When slavery ended, George started efforts to write white supremacy into state law by adding Jim Crow provisions into the 1890 Mississippi Constitution, taking away civil-rights victories Black Mississippians had made since the Civil War. The new constitution made it harder for Black Mississippians to vote by adding poll taxes, literacy tests and loss of voting rights for crimes white supremacists believed Black people were more likely to commit; the latter provision remains in the state constitution today.
“It is the manifest intention of this Convention to secure to the State of Mississippi ‘white supremacy,’” the journal of proceedings for the 1890 Constitutional Convention stated.
Five Mississippi representatives introduced H.C.R. 12 on Jan. 24: Jeffrey Harness, D-Fayette; Daryl Porter, D-Summit; Robert Johnson, D-Natchez; John Hines, D-Greenville; and Bryant Clark, D-Pickens. They are petitioning for the removal of the statues and for replicas of civil-rights activist Fannie Lou Hamer and Sen. Hiram Rhodes Revels, the Mississippian who became the first Black person to serve in the U.S. Senate, to replace them.

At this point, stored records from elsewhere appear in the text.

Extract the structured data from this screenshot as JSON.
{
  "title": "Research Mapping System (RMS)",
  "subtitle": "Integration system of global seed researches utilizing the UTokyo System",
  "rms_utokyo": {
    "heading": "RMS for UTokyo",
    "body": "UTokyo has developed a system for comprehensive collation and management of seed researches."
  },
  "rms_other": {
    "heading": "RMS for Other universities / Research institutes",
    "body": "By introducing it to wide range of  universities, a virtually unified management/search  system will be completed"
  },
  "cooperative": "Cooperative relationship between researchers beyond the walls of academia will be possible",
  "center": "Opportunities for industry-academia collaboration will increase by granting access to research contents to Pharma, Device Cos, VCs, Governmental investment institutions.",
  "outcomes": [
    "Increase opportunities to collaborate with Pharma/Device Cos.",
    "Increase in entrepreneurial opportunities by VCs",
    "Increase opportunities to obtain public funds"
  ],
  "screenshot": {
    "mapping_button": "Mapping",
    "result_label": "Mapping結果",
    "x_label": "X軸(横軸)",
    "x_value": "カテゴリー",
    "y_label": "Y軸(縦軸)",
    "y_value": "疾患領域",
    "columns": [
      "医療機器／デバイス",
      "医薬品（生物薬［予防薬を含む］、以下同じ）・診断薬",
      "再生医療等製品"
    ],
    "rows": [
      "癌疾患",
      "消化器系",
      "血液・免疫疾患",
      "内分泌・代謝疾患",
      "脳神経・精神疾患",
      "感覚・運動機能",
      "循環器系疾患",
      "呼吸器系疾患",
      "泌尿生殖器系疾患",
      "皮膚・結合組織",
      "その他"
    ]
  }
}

Starting as a child, Hamer worked as a sharecropper in Sunflower, Miss.; she learned to read and write just before she was forced to drop out of school at age 12 to work in the fields. As an adult, she became a leading figure in the fight for voting rights for Black Mississippians. In 1964, Hamer co-founded the Mississippi Freedom Democratic Party, taking the fight all the way to the Democratic National Convention, and helped organize Freedom Summer to help with African American voter registration in the South.
The Mississippi Legislature elected Revels to serve as a Republican U.S. Senator from 1870 to 1871 during the Reconstruction era. Before that, he served as a Mississippi State senator in 1869 and a Natchez, Miss., alderman in 1868.
“These are individuals who paved the way for Black people like myself to sit in the Chamber,” Porter said.
H.C.R. 12 is in the Senate Rules Committee, chaired by Sen. Fred Shanks, R-Brandon, and the House State Affairs Committee, chaired by Rep. Henry Zuber III, R-Ocean Springs.
The governor does not sign House concurrent resolutions but for H.C.R. 12 to take effect. After passage in both chambers, the Legislature would deliver the bill to the Secretary of State’s office.